Einstein is once believed to have said “The most powerful force in the world is compound interest”, and without hesitation, Buffet responds “Compound interest” whenever asked for the single largest factor behind his success. Such illustrious minds have rarely been wrong regarding their prospective fields, and thus we should indeed sit up and take note.

It is important to start putting aside some capital as soon as you can, whether this is for upcoming goals, such as weddings, or long term aspirations, such as that yacht, investing matters. The trick is to start small, and more importantly, as soon as you can.

This way, you can take the most advantage out of compound returns, and the almost magical effect on your capital growth. This is long term thinking, and the amount you put in now is less important compared to how long your money has to grow.

The idea of compound interest is that money makes money, you can earn interest on interest earned at, for example, your local bank account.

The chart below shows the staggering differences between starting to invest at 25 and 35 years of age, and the outcomes based on retiring at 65. It shows how one saver, who invests for 10 years, end up with more total capital than Bill, who spent 30 years.

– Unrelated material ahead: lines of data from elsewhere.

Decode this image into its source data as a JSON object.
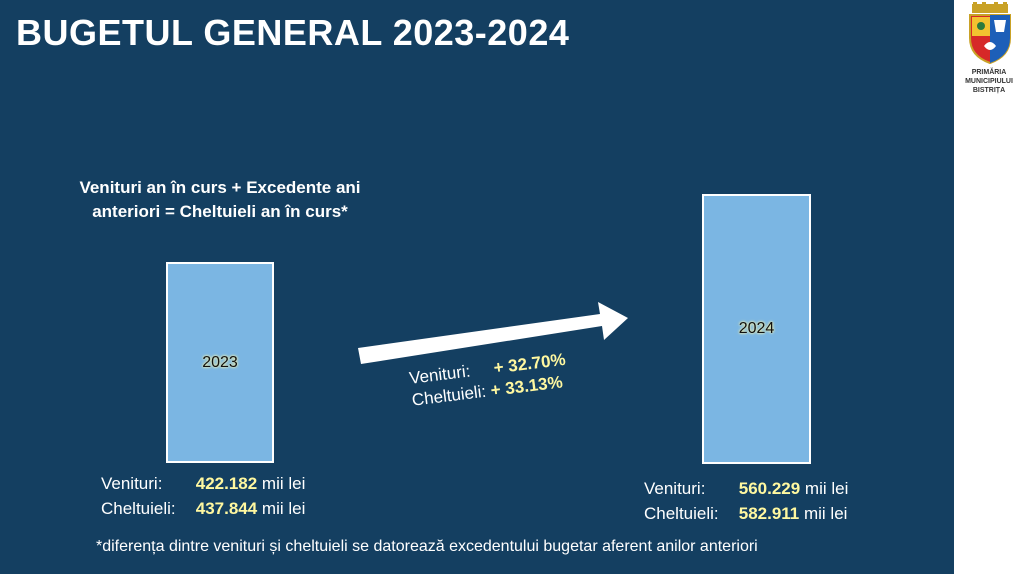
{
  "slide": {
    "title": "BUGETUL GENERAL 2023-2024",
    "equation_line1": "Venituri an în curs + Excedente ani",
    "equation_line2": "anteriori = Cheltuieli an în curs*",
    "bars": [
      {
        "year": "2023",
        "venituri": 422.182,
        "cheltuieli": 437.844
      },
      {
        "year": "2024",
        "venituri": 560.229,
        "cheltuieli": 582.911
      }
    ],
    "growth": {
      "venituri_label": "Venituri:",
      "venituri_value": "+ 32.70%",
      "cheltuieli_label": "Cheltuieli:",
      "cheltuieli_value": "+ 33.13%"
    },
    "stats_2023": {
      "venituri_label": "Venituri:",
      "venituri_value": "422.182",
      "cheltuieli_label": "Cheltuieli:",
      "cheltuieli_value": "437.844",
      "unit": "mii lei"
    },
    "stats_2024": {
      "venituri_label": "Venituri:",
      "venituri_value": "560.229",
      "cheltuieli_label": "Cheltuieli:",
      "cheltuieli_value": "582.911",
      "unit": "mii lei"
    },
    "footnote": "*diferența dintre venituri și cheltuieli se datorează excedentului bugetar aferent anilor anteriori"
  },
  "logo": {
    "line1": "PRIMĂRIA",
    "line2": "MUNICIPIULUI",
    "line3": "BISTRIȚA"
  },
  "colors": {
    "background": "#143f61",
    "bar_fill": "#7bb6e3",
    "highlight": "#fff8a0"
  }
}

The same principle works when you invest in stocks or mutual funds, where annual returns are, on average, higher than they are at the bank. With compounded returns, the money your investments earn one year will earn money for you in following years — as long as you reinvest it.

 

Here are a few more examples with varying rates of returns:

For example, if you invest 100 pounds a month for 40 years at a modest 5% rate of return, you will have more than 150,000 pounds in total.

At 6%, almost 200 000.

Assuming you make good investments, at 10%, almost 600 000.

On a total investment of 60 000, this is 10 times the initial investment.

 

This often leads to the question of “Why don’t retirement savings work the same way, providing similar returns?”.

The truth is some do, there are some great funds that have performance at around these levels. One example is Horizon Capital, who generated returns of 24% over the last 12 months in its high risk fund.

Otherwise, it is likely that these returns are being made, but that the fees charged by brokers, traders, and wealth managers often leave the investor with very little reward.

To end with a final quote, “The aim of the wise is not to secure pleasure, but to avoid pain.” – Aristotle, and that’s why compound interest matters.